Compared to our pilot study, we found the “Rapid Eval” method to be beneficial as predicted, though unexpected limitations were found.  Key benefits:

  • We discovered efficacy problems earlier than traditional pilots did
    • e.g. at v4, we had built a playable prototype that revealed a key problem with efficacy: players were dismissing rejection event as “just a game”.  from v4 to v11, we iterated on that key problem.  WIthout Rapid Eval, we may not have detected the problem until the final pilot.
  • Our efficacy measurement method was not accurate enough.
    • We needed larger sample sizes. We had 3.7 playtests per week. but needed 20 per week.   This caused problems. e.g. we incorrectly thought we may have saw  “Promising SIgns” at v7, but later findings and final pilot suggest those signs were a statistically insignificant observation.
    • Short, single-session playtests, multiple plays over weeks
  • Online playtesting is a good fit for Rapid Eval
    • We got a representative sample of national population, vs local ‘bubble’ recruiting
    • Online testing was convenient way for team and participants alike
    • We got benefit of ‘in home’ settings at low cost (normally very expensive to travel to homes)
    • Low cost – no need for equipment, research space; cost of recruitment very low
    • Recruiting was convenient (mTurk ads)
    • We could change recruiting language in ads quickly

Results:

The project conducted both the Rapid Eval study and a traditional Pilot study, so we could compare and confirm findings. The pilot study consisted of 10 playtests conducted in two countries using the final v11 prototype from December 26 to January 6 and its results confirmed the findings from the Rapid Eval method found.

Discussion:

 

We feel that we successfully demonstrated that “Rapid Eval” is likely to be a useful method.  We believe a 2 week iteration cycle is achievable and appropriate for a variety of games for health.  We believe we could address the specific shortcomings mentioned below within that cycle.

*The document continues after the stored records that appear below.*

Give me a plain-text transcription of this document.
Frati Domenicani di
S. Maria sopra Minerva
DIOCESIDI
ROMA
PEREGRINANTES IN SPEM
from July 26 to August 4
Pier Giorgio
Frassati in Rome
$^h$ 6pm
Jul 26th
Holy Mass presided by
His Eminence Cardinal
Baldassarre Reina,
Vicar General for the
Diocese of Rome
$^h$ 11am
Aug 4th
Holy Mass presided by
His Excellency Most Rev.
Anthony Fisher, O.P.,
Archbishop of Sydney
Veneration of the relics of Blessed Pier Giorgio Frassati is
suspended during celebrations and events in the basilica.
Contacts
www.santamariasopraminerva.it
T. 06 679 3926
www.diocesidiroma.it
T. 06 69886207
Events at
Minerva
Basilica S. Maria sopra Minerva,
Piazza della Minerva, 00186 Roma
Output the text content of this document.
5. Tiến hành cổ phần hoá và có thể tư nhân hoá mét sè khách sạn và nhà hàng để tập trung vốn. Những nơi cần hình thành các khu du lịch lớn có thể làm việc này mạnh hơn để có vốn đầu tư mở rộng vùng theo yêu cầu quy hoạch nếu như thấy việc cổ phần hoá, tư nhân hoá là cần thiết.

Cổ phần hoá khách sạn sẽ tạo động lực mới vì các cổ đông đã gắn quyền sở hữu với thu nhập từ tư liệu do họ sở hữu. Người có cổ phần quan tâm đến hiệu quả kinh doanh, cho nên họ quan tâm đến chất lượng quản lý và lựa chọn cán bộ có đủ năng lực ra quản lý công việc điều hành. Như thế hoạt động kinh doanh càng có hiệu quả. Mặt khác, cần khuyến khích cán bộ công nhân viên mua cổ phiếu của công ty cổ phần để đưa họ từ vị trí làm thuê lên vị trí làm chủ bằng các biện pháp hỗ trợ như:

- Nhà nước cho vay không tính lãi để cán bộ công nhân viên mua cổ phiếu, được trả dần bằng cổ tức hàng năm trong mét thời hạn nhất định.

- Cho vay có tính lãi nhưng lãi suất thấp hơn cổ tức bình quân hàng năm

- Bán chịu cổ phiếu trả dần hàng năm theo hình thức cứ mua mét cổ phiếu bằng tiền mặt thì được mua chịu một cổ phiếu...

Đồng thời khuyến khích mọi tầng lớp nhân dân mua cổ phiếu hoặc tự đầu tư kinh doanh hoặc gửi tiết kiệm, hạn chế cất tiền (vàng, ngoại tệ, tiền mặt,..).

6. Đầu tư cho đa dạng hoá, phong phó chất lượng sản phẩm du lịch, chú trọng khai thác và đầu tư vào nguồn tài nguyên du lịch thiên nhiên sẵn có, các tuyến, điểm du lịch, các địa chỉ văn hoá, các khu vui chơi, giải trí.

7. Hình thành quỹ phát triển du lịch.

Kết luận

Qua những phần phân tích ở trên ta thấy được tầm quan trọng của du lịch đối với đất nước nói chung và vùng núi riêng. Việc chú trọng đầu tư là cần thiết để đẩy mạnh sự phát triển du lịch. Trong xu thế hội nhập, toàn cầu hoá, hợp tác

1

Future Rapid Eval projects should address the specific shortcomings of this project:

  • Precision of outcomes was insufficient to guide development reliably.  Sample size and protocol needs improvement, and important design decisions were made on faulty data.
  • The project needs a more hours from the subject matter expert (research psychologist, in this case) more than this project had.  While many academics contributed their time generously, these donations were insufficient for the pace of Rapid Eval project needs. Many of the Rapid Eval failures may have been caused by the delay and lack of time to investigate and experiment via a paid psychologist consultant with game development experience.
  • We improved the measurement methods and protocol as we went, but were perhaps not ambitious enough in changing the intervention itself. We could have addressed “key problem” noted in early findings by trying multiple session protocols, and other intervention designs. We mainly made changes to the product, but kept the way the product was used with teens and parents (single 30 minute playtest, interview).